Alcántara’s whereabouts are currently unknown. He was arrested while performing a work involving a footrace with American flags outside his home with two other artists who were also detained. The piece was a homage to the Cuban activist Daniel Llorente, who wrapped himself in an American flag and stormed a May Day parade in the Plaza of Revolution in 2017. Llorente was arrested within minutes and is still imprisoned.

Earlier this week Alcántara was detained by the police and released several hours later. Authorities warned the artist he was prohibited from appearing in any performances during the Havana Biennial.

It was also the second time that Fusco, a writer on art and cultural politics and a supporter of artist-led activism in Cuba, was denied entry to Cuba in the past year. State security officials did not give a reason for blocking her arrival. In an email, Fusco writes: “I’m not the first or the last intellectual with close ties to Cuba who has been punished in this way for expressing my views and advocating for greater freedom of expression in Cuba. It has become a sad routine”.
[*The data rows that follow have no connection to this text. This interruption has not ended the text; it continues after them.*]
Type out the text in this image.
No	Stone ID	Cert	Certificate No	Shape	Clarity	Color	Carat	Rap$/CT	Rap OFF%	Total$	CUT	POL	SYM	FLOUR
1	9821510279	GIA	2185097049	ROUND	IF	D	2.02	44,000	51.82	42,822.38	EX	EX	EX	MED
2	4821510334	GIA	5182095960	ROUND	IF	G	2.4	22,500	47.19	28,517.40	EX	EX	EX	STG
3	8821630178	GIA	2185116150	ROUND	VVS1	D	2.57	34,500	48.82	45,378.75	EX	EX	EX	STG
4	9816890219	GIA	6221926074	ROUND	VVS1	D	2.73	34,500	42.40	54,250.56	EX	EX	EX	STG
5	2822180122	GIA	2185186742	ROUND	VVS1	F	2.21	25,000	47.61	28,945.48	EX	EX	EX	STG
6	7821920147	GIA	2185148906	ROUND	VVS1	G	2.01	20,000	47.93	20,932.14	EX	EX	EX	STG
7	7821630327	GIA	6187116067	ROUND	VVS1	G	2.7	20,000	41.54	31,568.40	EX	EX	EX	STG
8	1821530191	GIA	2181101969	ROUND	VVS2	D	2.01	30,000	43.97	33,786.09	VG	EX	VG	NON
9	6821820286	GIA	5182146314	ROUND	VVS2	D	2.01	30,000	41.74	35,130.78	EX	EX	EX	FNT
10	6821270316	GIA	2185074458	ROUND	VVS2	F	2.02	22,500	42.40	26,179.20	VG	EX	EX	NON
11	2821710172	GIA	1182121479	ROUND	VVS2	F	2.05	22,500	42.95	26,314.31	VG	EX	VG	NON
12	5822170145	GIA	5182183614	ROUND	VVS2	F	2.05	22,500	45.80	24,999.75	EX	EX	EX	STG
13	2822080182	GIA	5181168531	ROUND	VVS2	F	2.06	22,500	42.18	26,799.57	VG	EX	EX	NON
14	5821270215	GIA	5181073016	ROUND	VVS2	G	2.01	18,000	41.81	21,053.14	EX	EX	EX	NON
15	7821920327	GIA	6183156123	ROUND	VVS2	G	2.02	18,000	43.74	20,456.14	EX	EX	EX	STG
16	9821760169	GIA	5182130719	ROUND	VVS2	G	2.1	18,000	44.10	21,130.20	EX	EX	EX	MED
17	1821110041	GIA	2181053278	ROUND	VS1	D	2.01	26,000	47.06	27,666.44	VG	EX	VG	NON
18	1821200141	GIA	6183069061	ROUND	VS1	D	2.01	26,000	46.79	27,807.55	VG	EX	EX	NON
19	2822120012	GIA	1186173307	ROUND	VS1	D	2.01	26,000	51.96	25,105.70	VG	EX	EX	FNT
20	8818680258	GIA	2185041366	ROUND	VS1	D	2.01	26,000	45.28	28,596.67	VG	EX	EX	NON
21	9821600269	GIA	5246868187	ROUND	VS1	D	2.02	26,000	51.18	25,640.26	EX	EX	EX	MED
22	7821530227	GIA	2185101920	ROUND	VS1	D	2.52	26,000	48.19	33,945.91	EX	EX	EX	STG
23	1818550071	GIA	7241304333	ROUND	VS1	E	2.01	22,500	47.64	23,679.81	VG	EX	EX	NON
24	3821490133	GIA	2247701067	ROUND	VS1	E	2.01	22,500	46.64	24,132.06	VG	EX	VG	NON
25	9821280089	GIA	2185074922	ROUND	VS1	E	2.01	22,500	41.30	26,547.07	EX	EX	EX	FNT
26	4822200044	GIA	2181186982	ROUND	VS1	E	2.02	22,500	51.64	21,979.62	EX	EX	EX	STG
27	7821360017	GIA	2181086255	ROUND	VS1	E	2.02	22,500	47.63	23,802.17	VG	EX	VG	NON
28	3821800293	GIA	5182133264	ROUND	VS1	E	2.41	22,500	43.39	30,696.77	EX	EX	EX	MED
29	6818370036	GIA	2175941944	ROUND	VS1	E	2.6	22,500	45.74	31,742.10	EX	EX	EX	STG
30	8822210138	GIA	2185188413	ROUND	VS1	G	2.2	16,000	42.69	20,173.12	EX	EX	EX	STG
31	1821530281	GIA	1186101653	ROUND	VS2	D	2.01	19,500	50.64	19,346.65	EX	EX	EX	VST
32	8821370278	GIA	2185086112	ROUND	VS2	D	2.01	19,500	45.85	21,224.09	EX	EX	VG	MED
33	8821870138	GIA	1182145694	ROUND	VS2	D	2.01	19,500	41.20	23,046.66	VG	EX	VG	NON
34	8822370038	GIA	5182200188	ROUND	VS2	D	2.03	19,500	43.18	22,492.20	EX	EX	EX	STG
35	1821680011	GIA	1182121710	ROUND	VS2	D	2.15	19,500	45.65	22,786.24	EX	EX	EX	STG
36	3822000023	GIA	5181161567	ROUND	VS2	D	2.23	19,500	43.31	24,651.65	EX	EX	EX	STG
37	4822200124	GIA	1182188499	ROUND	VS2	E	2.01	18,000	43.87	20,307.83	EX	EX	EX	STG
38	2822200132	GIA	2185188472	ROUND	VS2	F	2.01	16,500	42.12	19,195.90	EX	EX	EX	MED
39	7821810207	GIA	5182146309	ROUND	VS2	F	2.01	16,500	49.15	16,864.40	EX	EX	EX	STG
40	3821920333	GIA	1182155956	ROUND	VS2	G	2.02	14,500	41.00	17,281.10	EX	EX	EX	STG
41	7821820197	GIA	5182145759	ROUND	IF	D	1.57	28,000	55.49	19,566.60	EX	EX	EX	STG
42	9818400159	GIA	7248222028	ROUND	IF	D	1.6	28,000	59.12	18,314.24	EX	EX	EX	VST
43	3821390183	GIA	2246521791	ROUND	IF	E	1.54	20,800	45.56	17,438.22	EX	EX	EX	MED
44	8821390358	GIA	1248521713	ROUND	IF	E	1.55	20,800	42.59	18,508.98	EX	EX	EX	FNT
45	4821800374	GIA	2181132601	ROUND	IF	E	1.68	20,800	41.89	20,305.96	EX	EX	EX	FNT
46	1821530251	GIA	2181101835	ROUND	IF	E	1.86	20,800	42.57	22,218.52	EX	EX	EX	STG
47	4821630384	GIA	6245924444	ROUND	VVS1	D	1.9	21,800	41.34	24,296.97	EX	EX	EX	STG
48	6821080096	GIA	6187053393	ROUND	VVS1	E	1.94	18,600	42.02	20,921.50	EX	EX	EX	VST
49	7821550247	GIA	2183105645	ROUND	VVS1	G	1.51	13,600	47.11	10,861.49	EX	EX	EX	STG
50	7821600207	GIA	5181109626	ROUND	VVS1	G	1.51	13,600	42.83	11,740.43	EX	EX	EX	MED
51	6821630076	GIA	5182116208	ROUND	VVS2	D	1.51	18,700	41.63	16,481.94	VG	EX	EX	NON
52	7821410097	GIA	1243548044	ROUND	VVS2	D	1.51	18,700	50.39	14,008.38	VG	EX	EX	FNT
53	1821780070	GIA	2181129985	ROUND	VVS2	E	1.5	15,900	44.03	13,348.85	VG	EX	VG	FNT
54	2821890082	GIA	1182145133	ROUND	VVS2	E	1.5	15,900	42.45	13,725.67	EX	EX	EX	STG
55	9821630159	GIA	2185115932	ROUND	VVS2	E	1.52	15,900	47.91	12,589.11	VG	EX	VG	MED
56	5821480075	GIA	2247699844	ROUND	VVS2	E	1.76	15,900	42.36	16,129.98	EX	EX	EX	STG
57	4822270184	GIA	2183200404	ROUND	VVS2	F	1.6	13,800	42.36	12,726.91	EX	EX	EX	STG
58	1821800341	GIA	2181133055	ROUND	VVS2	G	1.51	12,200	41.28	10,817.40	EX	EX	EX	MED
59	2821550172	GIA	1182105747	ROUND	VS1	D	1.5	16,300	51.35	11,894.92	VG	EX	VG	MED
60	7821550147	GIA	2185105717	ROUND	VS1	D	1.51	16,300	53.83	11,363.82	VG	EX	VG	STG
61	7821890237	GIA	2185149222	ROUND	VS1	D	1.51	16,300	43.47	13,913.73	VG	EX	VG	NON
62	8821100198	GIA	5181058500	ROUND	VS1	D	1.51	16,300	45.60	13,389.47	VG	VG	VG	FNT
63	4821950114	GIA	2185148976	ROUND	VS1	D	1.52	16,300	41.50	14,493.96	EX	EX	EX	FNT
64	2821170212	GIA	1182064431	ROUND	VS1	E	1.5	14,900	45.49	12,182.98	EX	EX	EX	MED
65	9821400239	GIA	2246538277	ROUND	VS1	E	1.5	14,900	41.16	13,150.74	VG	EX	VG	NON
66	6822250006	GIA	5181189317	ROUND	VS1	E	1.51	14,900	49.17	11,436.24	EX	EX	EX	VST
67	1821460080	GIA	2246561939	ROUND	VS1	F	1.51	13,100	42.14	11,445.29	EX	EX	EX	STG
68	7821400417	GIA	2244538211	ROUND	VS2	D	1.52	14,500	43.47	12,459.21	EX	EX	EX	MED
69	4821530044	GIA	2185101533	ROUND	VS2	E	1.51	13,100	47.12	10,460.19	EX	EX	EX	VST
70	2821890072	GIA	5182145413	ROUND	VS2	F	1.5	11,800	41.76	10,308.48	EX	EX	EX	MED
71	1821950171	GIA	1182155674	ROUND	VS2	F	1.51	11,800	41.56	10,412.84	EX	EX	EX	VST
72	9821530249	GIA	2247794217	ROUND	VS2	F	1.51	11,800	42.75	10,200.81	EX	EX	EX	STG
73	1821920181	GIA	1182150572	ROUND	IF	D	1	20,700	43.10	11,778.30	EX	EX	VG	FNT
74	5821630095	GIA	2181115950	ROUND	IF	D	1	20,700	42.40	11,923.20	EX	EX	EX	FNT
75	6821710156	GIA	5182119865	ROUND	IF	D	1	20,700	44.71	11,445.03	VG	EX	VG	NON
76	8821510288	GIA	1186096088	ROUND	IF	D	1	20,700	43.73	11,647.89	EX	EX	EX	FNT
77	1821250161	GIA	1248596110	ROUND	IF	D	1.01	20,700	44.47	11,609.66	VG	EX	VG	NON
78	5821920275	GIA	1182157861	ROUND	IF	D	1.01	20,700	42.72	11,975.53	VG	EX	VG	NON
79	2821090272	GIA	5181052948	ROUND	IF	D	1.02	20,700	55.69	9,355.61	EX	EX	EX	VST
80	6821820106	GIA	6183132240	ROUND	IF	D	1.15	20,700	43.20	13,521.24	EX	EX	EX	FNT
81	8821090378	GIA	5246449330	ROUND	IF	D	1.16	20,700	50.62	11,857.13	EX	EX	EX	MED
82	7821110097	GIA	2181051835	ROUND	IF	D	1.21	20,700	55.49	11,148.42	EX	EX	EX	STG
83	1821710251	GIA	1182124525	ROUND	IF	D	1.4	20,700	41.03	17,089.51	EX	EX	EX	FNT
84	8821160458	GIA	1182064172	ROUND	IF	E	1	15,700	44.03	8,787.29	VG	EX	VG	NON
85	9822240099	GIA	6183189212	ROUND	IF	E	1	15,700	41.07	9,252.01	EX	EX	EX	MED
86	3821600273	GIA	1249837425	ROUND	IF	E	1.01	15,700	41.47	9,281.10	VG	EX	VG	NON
Fusco adds, “I find it disturbing that it takes beheadings, stoning and long prison sentences to get most people in the art world to protest censorship and the repression of artists. Violence is not reducible to physical aggression. Creativity, imagination and hope die slow deaths in a country where any expression of dissent is criminalised, and a biennial every few years doesn’t upend that deterioration”.

In December the artist Tania Bruguera and other artists were arrested ahead of a planned peaceful protest at the Ministry of Culture against Decree 349, a state mandate that came into effect that month and is expected to increase the Cuban government’s censorship of the arts. The protest was organised by Alcántara and Yanelys Núñez Leyva, who were also arrested at the time.